The AI Gold Rush Is Cover for a Class War
The tech giants behind the AI boom have become too big to fail and are using their position to mount an assault on labor.

Under the guise of technological inevitability, companies are using the AI boom to rewrite the social contract. (David Paul Morris / Bloomberg via Getty Images)
While official unemployment remains low, America’s labor market is stagnating: wage growth has slowed, job creation has weakened, and labor force participation is in decline. White-collar employment, particularly in tech, has fallen by 1.9 percent since its peak in 2022.
This may sound modest, but previous recessions in 2008 and 2020 began with similar declines. In the tech industry, layoffs are up 36 percent from last year. What began in 2022 as start-up downsizing has since spread to larger, higher-profile companies such as Microsoft, Google, Salesforce, and Meta.
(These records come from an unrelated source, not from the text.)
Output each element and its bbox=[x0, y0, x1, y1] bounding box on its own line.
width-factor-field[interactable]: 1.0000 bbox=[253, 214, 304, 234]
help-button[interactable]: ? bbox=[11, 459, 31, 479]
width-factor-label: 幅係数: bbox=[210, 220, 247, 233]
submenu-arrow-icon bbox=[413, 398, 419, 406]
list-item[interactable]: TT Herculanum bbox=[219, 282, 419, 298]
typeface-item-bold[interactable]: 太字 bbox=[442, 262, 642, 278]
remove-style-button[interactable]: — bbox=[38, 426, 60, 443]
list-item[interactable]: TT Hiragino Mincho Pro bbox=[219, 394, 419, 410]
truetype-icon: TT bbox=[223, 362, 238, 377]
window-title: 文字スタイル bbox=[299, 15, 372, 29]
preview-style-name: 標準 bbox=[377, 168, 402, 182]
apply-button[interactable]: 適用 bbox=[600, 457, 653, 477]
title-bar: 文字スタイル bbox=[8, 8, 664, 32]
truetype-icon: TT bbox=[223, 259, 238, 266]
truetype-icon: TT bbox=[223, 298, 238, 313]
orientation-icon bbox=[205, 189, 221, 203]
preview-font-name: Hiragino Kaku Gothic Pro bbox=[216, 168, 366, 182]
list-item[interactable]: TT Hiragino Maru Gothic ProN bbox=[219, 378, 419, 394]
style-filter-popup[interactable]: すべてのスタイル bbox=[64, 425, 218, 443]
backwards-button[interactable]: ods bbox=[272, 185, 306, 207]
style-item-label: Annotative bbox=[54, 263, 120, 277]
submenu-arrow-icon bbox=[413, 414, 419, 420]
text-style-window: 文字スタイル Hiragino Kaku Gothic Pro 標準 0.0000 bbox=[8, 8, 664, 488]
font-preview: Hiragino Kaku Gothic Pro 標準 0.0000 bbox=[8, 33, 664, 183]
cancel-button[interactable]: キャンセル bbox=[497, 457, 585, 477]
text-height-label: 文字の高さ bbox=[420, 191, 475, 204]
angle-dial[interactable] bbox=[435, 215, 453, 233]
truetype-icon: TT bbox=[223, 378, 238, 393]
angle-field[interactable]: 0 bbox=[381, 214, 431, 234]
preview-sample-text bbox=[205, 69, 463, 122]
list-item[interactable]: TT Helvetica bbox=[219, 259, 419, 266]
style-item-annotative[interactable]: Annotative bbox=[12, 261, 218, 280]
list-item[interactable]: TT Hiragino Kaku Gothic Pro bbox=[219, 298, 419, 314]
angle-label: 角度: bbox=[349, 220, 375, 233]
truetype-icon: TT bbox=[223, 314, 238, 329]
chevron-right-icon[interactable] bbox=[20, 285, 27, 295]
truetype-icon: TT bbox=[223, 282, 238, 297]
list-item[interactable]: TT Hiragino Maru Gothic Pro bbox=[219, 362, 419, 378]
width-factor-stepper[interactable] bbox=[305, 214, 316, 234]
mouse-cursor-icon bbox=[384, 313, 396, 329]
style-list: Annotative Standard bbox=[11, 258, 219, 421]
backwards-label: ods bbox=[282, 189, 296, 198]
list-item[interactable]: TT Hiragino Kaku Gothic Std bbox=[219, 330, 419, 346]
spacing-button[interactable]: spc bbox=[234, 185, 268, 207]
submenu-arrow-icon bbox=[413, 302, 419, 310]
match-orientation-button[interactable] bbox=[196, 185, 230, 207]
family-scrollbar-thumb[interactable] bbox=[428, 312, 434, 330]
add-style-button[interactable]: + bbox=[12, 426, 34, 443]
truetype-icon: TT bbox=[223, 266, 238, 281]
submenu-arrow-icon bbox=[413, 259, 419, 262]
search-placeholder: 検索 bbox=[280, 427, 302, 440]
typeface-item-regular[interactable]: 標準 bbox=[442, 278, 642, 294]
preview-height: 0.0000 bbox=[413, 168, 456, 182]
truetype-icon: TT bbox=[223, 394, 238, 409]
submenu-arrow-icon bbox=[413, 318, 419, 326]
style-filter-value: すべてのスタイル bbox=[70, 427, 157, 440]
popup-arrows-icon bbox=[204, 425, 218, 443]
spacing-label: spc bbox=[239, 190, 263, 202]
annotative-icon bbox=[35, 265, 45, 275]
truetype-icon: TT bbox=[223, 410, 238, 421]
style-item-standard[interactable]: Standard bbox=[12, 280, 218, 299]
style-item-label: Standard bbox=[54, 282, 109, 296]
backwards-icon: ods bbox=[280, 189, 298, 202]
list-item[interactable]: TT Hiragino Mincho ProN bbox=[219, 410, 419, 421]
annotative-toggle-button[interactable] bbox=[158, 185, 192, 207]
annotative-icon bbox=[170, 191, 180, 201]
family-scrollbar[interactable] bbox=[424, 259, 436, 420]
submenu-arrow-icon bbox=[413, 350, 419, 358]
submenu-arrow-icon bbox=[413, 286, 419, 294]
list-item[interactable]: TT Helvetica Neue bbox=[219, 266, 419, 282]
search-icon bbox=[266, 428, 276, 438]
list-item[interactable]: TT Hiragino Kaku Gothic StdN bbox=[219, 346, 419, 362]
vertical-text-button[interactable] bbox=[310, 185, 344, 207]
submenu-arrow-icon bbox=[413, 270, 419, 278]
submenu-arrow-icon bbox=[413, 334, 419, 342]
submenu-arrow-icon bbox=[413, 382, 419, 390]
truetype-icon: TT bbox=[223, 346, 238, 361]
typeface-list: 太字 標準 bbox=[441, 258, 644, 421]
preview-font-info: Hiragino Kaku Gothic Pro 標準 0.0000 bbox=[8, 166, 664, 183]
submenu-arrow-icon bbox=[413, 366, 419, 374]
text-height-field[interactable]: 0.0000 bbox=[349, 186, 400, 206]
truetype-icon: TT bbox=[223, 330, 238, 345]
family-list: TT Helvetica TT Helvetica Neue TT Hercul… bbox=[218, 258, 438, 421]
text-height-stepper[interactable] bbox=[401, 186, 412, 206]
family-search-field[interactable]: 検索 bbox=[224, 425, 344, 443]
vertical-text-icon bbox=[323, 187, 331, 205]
Automation Pressures or Cost Cuts?
Mainstream explanations attribute these cuts to the rise of artificial intelligence (AI). Generative AI, a branch of machine learning that draws associations across massive data to generate images, text, or predictions without preset instruction, has been cast as a disruptive force capable of reshaping society. The CEO of Anthropic, one of the leading generative AI firms, says we need to stop “sugarcoating”: AI could “wipe out half of all entry-level white-collar jobs and spike unemployment to 10-20 percent in the next five years.”